The findings, published in the journal Neurology on July 3, reveal a distinct pattern of protein biomarkers in the spinal fluid of PSP patients. Using cutting-edge high-throughput technology, scientists measured thousands of proteins from a minuscule drop of fluid, identifying biomarkers that may lead to the development of a definitive diagnostic test and targeted therapies to slow the disease’s progression.
PSP first garnered widespread attention 25 years ago when actor Dudley Moore revealed his diagnosis. Often mistaken for Parkinson’s disease due to similar symptoms, PSP is distinct in its rapid progression and lack of response to Parkinson’s treatments. Most patients with PSP succumb to the disease within seven years of symptom onset.
Diagnosis and Early Treatment: A Crucial Link
PSP, a type of frontotemporal dementia (FTD), is thought to be triggered by the accumulation of tau proteins, which result in cellular weakening and death. This disorder impacts cognition, movement, and behavior, with hallmark symptoms including poor balance with frequent backward falls and difficulty moving the eyes up and down.
“Unlike Alzheimer’s disease, there are no tau scans, blood tests, or MRIs that provide a definitive diagnosis of PSP. For many patients, the disease goes unnoticed,” said Dr. Julio Rojas, co-senior author of the study, from the UCSF Department of Neurology, Memory and Aging Center, and the Weill Institute for Neurosciences.

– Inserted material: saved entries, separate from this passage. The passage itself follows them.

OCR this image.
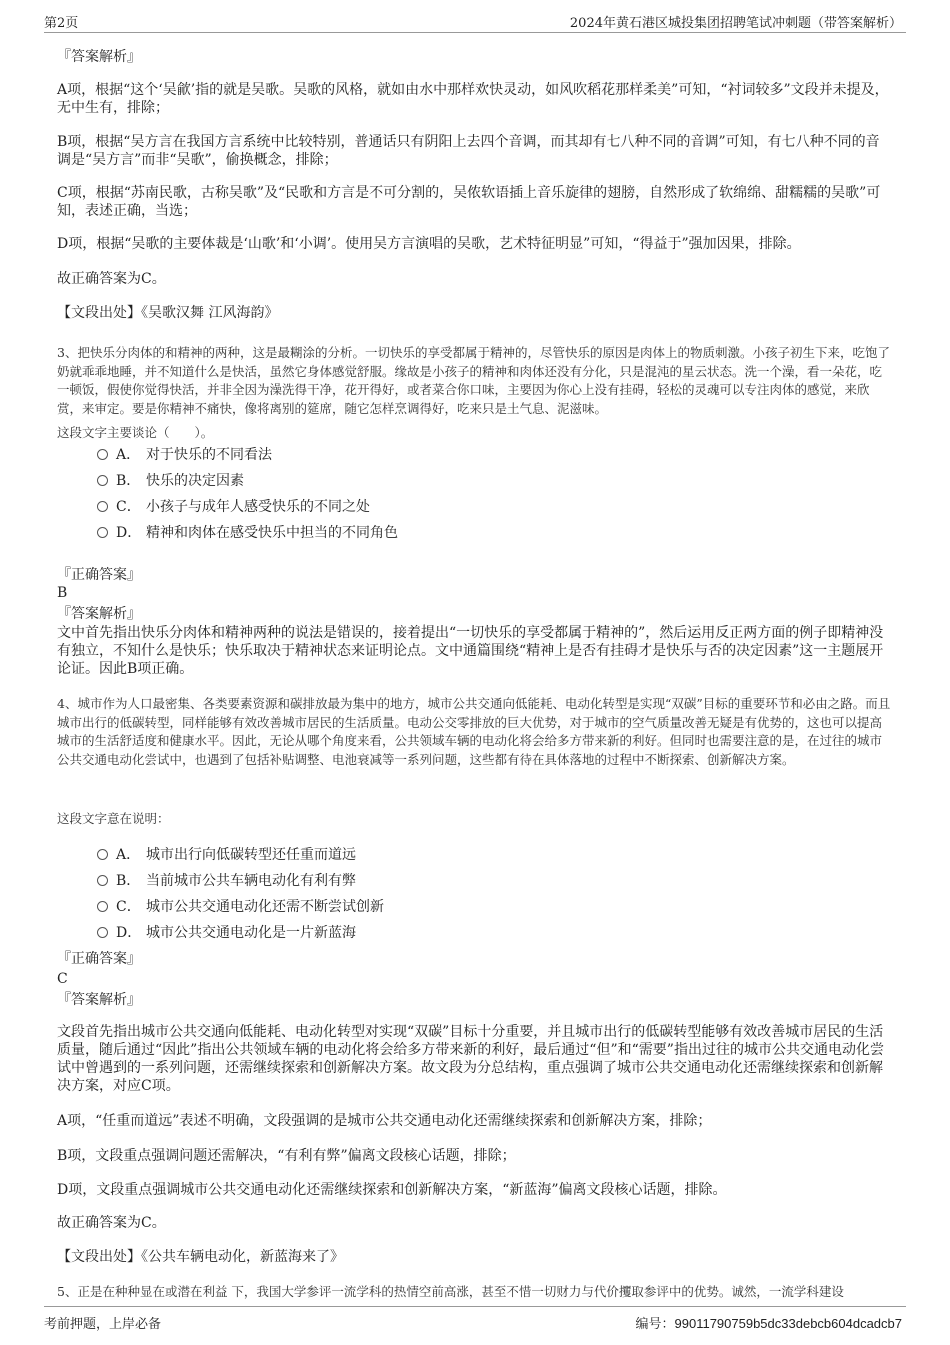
第2页	2024年黄石港区城投集团招聘笔试冲刺题（带答案解析）

『答案解析』

A项，根据“这个‘吴歈’指的就是吴歌。吴歌的风格，就如由水中那样欢快灵动，如风吹稻花那样柔美”可知，“衬词较多”文段并未提及，无中生有，排除；

B项，根据“吴方言在我国方言系统中比较特别，普通话只有阴阳上去四个音调，而其却有七八种不同的音调”可知，有七八种不同的音调是“吴方言”而非“吴歌”，偷换概念，排除；

C项，根据“苏南民歌，古称吴歌”及“民歌和方言是不可分割的，吴侬软语插上音乐旋律的翅膀，自然形成了软绵绵、甜糯糯的吴歌”可知，表述正确，当选；

D项，根据“吴歌的主要体裁是‘山歌’和‘小调’。使用吴方言演唱的吴歌，艺术特征明显”可知，“得益于”强加因果，排除。

故正确答案为C。

【文段出处】《吴歌汉舞 江风海韵》

3、把快乐分肉体的和精神的两种，这是最糊涂的分析。一切快乐的享受都属于精神的，尽管快乐的原因是肉体上的物质刺激。小孩子初生下来，吃饱了奶就乖乖地睡，并不知道什么是快活，虽然它身体感觉舒服。缘故是小孩子的精神和肉体还没有分化，只是混沌的星云状态。洗一个澡，看一朵花，吃一顿饭，假使你觉得快活，并非全因为澡洗得干净，花开得好，或者菜合你口味，主要因为你心上没有挂碍，轻松的灵魂可以专注肉体的感觉，来欣赏，来审定。要是你精神不痛快，像将离别的筵席，随它怎样烹调得好，吃来只是土气息、泥滋味。

这段文字主要谈论（　　）。

A． 对于快乐的不同看法
B． 快乐的决定因素
C． 小孩子与成年人感受快乐的不同之处
D． 精神和肉体在感受快乐中担当的不同角色

『正确答案』

B

『答案解析』

文中首先指出快乐分肉体和精神两种的说法是错误的，接着提出“一切快乐的享受都属于精神的”，然后运用反正两方面的例子即精神没有独立，不知什么是快乐；快乐取决于精神状态来证明论点。文中通篇围绕“精神上是否有挂碍才是快乐与否的决定因素”这一主题展开论证。因此B项正确。

4、城市作为人口最密集、各类要素资源和碳排放最为集中的地方，城市公共交通向低能耗、电动化转型是实现“双碳”目标的重要环节和必由之路。而且城市出行的低碳转型，同样能够有效改善城市居民的生活质量。电动公交零排放的巨大优势，对于城市的空气质量改善无疑是有优势的，这也可以提高城市的生活舒适度和健康水平。因此，无论从哪个角度来看，公共领域车辆的电动化将会给多方带来新的利好。但同时也需要注意的是，在过往的城市公共交通电动化尝试中，也遇到了包括补贴调整、电池衰减等一系列问题，这些都有待在具体落地的过程中不断探索、创新解决方案。

这段文字意在说明：

A． 城市出行向低碳转型还任重而道远
B． 当前城市公共车辆电动化有利有弊
C． 城市公共交通电动化还需不断尝试创新
D． 城市公共交通电动化是一片新蓝海

『正确答案』

C

『答案解析』

文段首先指出城市公共交通向低能耗、电动化转型对实现“双碳”目标十分重要，并且城市出行的低碳转型能够有效改善城市居民的生活质量，随后通过“因此”指出公共领域车辆的电动化将会给多方带来新的利好，最后通过“但”和“需要”指出过往的城市公共交通电动化尝试中曾遇到的一系列问题，还需继续探索和创新解决方案。故文段为分总结构，重点强调了城市公共交通电动化还需继续探索和创新解决方案，对应C项。

A项，“任重而道远”表述不明确，文段强调的是城市公共交通电动化还需继续探索和创新解决方案，排除；

B项，文段重点强调问题还需解决，“有利有弊”偏离文段核心话题，排除；

D项，文段重点强调城市公共交通电动化还需继续探索和创新解决方案，“新蓝海”偏离文段核心话题，排除。

故正确答案为C。

【文段出处】《公共车辆电动化，新蓝海来了》

5、正是在种种显在或潜在利益 下，我国大学参评一流学科的热情空前高涨，甚至不惜一切财力与代价攫取参评中的优势。诚然，一流学科建设

考前押题，上岸必备	编号：99011790759b5dc33debcb604dcadcb7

Early diagnosis is critical as treatments are most effective during the initial stages of the disease. The inability to identify PSP has been a significant barrier to developing new treatments, according to Dr. Adam Boxer, co-senior author and director of the Alzheimer’s Disease and Frontotemporal Dementia Clinical Trials Program at UCSF.

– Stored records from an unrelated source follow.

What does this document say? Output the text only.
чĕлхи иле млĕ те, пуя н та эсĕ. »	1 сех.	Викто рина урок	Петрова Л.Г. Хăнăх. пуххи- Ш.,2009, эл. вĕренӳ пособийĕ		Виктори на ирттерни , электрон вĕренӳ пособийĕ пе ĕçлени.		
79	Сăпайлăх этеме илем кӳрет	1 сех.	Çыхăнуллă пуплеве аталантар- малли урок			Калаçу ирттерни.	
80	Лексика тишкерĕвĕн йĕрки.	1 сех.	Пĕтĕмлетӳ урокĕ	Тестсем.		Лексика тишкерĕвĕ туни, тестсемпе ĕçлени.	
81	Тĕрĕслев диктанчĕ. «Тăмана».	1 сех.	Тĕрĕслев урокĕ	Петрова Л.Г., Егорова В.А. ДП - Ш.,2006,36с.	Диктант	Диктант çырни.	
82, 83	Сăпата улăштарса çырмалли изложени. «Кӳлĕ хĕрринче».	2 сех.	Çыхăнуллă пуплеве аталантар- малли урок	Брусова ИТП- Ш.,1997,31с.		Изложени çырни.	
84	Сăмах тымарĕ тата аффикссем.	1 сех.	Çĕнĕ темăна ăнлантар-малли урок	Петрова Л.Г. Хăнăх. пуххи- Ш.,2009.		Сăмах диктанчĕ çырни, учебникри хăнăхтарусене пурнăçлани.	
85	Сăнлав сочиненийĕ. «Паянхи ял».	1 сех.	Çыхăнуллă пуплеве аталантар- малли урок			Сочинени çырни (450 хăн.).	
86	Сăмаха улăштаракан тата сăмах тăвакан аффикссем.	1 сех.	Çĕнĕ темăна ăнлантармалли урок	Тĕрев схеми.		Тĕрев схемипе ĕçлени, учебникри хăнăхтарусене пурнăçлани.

“Previous research highlighted the potential of several non-specific neurodegeneration biomarkers for PSP, but they lacked sensitivity and specificity, especially during the early stages of the disease,” Dr. Boxer explained.
A New Diagnostic Approach
The study involved 136 participants with an average age of 70, including patients with symptoms consistent with PSP, autopsy-confirmed PSP cases, and healthy participants. By comparing protein biomarkers across these groups, researchers found lower levels of most proteins in those with confirmed or suspected PSP compared to healthy participants. Additionally, the protein signature in autopsy-confirmed PSP cases differed from those with other forms of FTD.

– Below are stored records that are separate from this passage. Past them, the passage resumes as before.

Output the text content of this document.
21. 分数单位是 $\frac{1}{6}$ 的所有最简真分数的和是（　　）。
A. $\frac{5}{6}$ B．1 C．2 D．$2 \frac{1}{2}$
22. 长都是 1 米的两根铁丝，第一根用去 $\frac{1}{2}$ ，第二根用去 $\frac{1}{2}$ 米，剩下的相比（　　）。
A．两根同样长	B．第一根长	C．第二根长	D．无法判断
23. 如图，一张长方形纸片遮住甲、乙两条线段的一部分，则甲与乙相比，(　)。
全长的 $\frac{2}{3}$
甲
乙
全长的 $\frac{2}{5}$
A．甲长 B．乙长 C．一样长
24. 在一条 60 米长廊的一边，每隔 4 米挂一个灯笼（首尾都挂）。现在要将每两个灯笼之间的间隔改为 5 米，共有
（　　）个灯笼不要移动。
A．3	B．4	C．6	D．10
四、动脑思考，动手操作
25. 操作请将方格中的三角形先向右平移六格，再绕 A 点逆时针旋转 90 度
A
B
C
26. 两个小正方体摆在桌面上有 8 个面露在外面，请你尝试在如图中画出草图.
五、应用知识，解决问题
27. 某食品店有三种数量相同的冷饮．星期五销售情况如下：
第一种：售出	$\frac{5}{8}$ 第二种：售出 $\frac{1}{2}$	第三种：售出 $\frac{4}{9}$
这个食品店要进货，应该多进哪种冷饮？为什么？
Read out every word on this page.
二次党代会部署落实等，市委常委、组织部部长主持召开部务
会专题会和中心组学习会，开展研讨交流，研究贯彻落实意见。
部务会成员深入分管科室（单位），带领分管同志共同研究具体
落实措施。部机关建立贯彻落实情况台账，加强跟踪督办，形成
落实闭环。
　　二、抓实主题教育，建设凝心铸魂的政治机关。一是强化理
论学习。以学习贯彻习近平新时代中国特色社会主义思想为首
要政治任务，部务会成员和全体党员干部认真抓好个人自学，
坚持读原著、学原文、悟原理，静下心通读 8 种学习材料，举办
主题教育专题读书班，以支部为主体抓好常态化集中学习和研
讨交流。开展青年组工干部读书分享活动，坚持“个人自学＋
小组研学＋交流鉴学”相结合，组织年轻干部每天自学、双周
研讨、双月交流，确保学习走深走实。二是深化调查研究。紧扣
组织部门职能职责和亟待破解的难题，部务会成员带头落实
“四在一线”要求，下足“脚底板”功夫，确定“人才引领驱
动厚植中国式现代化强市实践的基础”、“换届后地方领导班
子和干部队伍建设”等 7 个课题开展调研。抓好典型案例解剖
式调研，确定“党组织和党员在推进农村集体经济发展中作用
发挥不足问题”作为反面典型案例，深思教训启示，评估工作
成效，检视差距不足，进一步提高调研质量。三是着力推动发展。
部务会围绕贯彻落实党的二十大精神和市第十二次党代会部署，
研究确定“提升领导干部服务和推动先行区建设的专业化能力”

All participants with confirmed or suspected PSP exhibited higher levels of proteins associated with neurodegeneration. Researchers also identified inflammatory proteins correlating with disease severity and reduced proteins vital for brain cell function, which could be targeted in future therapies.
“This work aims to create a framework for using these newly identified proteins in future clinical trials,” said Amy Wise, the study’s first author and a medical student at UC Davis. “We hope to reach a point where a single biomarker, or a panel of biomarkers from a blood test or lumbar puncture, can provide definitive diagnostic and prognostic results for PSP.”
Future Implications
The discovery of these protein biomarkers represents a monumental step toward developing diagnostic tests and treatments for PSP. Researchers are optimistic that these findings will lead to new clinical trials and, eventually, therapies that could significantly improve the quality of life for PSP patients.
The study received funding from various sources, including the NIH, the Rainwater Charitable Foundation, and the Alzheimer’s Drug Discovery Foundation, highlighting the broad support for advancing research in this area.
As the scientific community continues to explore the potential of these biomarkers, the hope is that PSP, once an elusive and deadly disorder, will become a condition that can be effectively managed and treated from its earliest stages.